A destruição do meu país não deve fazer-nos esquecer que, em 2011, as pessoas demonstraram o que queriam pacificamente. Pensaram que era muito simples dizer ”queremos liberdade”. Mas, aparentemente, a liberdade é um produto caro no mundo capitalista. Não é para todos.
Discordo que se travem guerras aleatórias onde as vidas civis não contam. Não vou discutir a questão do ISIS [Daesh], quem o sustenta, quem o financia. Mas em relação aos ataques de Paris, considero que parte do problema precisa de ser resolvido na própria França. Sei que alguns muçulmanos sofreram uma lavagem cerebral e são muito hostis ao Ocidente, mas isso significa que há um problema de integração que precisa ser resolvido na França e isso deve ser a solução a longo prazo. A curto prazo, a solução é vigiar de perto todas as mesquitas radicais na Europa, que também exportam terroristas para o Médio Oriente. As estatísticas mostram que, no ano passado, metade dos combatentes do ISIS [Daesh] não eram sírios ou iraquianos.
Para ser honesta, a maioria das pessoas ocidentais que conheci são de esquerda ou apenas agradáveis. Têm um bom conhecimento da história da região para não culpar sírios e muçulmanos da Síria pelos problemas do mundo.
Nunca enfrentei qualquer tipo de discriminação na Europa. Quero dizer, há sempre alguns ignorantes que têm comentários estúpidos, mas isso não conta. É muito importante saber-se História e compreender as culturas de outros povos. A melhor maneira de resolver todo o tipo de tensão é abrirmo-nos a outras opiniões e trabalhar duro para ver o fundo de uma pessoa, ainda que a sua opinião seja diferente. Dar às pessoas um espaço para expressar opiniões, não importa sobre o quê, seria importante.
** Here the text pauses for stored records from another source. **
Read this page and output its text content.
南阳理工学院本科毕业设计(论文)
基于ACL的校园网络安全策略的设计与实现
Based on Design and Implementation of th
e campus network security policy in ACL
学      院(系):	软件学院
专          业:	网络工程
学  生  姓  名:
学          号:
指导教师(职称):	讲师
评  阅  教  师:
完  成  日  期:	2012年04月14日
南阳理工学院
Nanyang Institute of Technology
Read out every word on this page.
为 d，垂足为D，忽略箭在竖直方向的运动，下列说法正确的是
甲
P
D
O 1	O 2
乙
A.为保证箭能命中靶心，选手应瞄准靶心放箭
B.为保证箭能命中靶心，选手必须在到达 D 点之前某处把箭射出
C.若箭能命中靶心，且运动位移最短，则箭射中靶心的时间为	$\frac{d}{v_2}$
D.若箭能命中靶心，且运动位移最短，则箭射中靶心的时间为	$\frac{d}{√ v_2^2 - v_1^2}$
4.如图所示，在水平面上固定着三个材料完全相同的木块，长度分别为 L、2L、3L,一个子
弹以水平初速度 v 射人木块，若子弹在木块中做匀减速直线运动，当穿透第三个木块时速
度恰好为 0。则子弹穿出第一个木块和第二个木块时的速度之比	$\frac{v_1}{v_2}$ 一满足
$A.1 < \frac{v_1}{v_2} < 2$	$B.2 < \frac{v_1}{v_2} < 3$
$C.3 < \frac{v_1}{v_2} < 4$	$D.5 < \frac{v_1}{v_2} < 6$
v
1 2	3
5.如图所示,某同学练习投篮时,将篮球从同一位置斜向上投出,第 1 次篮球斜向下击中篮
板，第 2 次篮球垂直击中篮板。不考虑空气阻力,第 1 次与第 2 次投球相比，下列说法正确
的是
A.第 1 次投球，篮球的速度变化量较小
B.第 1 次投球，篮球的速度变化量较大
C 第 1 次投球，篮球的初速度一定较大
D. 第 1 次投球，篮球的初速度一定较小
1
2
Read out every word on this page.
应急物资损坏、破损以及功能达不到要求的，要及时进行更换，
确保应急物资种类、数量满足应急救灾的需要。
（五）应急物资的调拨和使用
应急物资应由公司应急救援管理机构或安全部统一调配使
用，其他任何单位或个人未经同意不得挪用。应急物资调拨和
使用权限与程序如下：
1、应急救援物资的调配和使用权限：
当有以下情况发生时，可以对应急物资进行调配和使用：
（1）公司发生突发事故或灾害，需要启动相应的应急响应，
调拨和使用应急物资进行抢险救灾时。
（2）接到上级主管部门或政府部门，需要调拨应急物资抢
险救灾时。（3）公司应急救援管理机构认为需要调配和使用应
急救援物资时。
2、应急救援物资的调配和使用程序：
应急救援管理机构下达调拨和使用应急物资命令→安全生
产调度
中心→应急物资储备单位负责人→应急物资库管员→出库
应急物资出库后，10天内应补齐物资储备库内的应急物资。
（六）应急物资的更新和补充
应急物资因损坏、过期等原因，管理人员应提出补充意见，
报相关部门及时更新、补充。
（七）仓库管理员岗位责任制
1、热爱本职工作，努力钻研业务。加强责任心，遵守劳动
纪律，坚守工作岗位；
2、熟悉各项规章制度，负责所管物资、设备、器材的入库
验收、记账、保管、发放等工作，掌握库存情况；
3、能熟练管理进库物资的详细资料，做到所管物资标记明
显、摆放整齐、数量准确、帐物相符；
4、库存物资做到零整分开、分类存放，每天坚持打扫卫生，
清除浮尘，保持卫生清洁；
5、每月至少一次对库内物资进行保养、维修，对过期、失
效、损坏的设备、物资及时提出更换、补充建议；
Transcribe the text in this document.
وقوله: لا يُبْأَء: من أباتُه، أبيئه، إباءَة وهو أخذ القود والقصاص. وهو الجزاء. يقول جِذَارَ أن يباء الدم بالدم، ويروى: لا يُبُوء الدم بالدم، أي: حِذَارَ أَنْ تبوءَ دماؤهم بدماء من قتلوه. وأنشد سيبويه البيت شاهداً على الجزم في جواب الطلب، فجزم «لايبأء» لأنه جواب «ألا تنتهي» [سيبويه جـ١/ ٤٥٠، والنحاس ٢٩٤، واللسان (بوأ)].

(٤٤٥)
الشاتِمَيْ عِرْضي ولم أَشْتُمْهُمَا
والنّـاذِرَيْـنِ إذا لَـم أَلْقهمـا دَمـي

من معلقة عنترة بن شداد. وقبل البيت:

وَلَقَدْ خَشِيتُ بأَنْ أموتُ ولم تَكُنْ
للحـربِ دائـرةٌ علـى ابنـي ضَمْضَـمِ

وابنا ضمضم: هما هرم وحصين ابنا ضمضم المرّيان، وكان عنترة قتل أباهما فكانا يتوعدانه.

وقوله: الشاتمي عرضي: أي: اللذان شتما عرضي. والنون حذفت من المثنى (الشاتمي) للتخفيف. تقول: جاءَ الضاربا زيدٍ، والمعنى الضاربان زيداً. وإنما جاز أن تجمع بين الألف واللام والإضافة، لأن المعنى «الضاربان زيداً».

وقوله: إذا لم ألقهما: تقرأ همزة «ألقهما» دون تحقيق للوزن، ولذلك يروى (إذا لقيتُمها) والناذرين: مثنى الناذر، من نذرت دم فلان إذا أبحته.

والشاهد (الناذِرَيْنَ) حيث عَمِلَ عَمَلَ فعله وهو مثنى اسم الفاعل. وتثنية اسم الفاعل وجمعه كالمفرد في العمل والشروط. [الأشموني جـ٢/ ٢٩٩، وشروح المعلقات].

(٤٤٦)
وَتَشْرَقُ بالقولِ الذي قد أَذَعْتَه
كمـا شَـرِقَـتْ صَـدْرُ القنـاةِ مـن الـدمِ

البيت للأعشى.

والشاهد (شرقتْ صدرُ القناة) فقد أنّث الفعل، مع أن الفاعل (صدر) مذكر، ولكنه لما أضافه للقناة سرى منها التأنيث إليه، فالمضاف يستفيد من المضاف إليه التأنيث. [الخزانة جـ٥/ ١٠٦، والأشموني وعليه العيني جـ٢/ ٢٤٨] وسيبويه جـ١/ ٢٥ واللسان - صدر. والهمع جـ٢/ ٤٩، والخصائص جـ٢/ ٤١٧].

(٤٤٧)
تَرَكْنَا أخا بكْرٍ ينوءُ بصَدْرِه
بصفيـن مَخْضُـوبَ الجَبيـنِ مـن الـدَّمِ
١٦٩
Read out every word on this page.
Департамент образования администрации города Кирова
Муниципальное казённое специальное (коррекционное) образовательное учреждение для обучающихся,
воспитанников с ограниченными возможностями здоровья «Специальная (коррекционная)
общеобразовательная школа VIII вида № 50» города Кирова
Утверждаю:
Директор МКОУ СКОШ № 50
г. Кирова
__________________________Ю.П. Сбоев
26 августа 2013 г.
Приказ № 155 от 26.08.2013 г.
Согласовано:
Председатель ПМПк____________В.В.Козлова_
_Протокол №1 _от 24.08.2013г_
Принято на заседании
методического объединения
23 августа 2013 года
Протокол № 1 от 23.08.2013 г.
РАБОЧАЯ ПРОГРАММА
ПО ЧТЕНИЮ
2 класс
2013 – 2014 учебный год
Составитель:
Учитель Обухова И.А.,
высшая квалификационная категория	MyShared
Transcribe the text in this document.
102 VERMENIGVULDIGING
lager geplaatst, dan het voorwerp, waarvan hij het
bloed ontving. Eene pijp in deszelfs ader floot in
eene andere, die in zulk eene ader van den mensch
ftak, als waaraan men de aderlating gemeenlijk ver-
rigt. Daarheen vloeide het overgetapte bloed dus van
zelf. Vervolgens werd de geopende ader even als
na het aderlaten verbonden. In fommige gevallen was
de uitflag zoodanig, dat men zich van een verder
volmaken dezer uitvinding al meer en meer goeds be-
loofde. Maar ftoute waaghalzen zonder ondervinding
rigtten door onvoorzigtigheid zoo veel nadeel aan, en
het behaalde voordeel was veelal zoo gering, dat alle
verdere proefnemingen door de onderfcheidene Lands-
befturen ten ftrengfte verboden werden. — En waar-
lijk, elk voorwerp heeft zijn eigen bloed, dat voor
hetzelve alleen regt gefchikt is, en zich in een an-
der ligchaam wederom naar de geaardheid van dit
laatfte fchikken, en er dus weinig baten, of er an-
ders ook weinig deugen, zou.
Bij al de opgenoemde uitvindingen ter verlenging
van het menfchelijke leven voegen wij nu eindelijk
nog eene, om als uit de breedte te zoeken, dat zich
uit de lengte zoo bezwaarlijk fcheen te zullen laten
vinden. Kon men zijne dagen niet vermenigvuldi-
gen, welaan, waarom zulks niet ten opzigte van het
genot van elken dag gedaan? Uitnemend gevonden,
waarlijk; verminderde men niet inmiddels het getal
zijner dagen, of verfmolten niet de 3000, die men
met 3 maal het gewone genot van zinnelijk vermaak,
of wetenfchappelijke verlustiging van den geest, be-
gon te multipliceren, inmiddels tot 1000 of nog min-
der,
Na Síria, os meus fins de semana estavam cheios de atividades sociais. Rindo, ignorando que há uma guerra. Evitávamos falar sobre política porque isso significava que podia ser detida, ferida ou até mesmo desaparecer. Sinto falta de tomar café com a minha mãe de manhã. Da mistura de cheiro da minha mãe e do cheiro de café em suas mãos. Sinto falta de língua árabe, das pessoas no meu trabalho, dos meus chats à noite com os amigos. Sinto falta da cidade velha de Damasco. Não perdia tempo a pensar no futuro porque ”viver o momento ” foi o meu lema na Síria. Agora, estou de volta à vida real, onde as pessoas planeiam o futuro.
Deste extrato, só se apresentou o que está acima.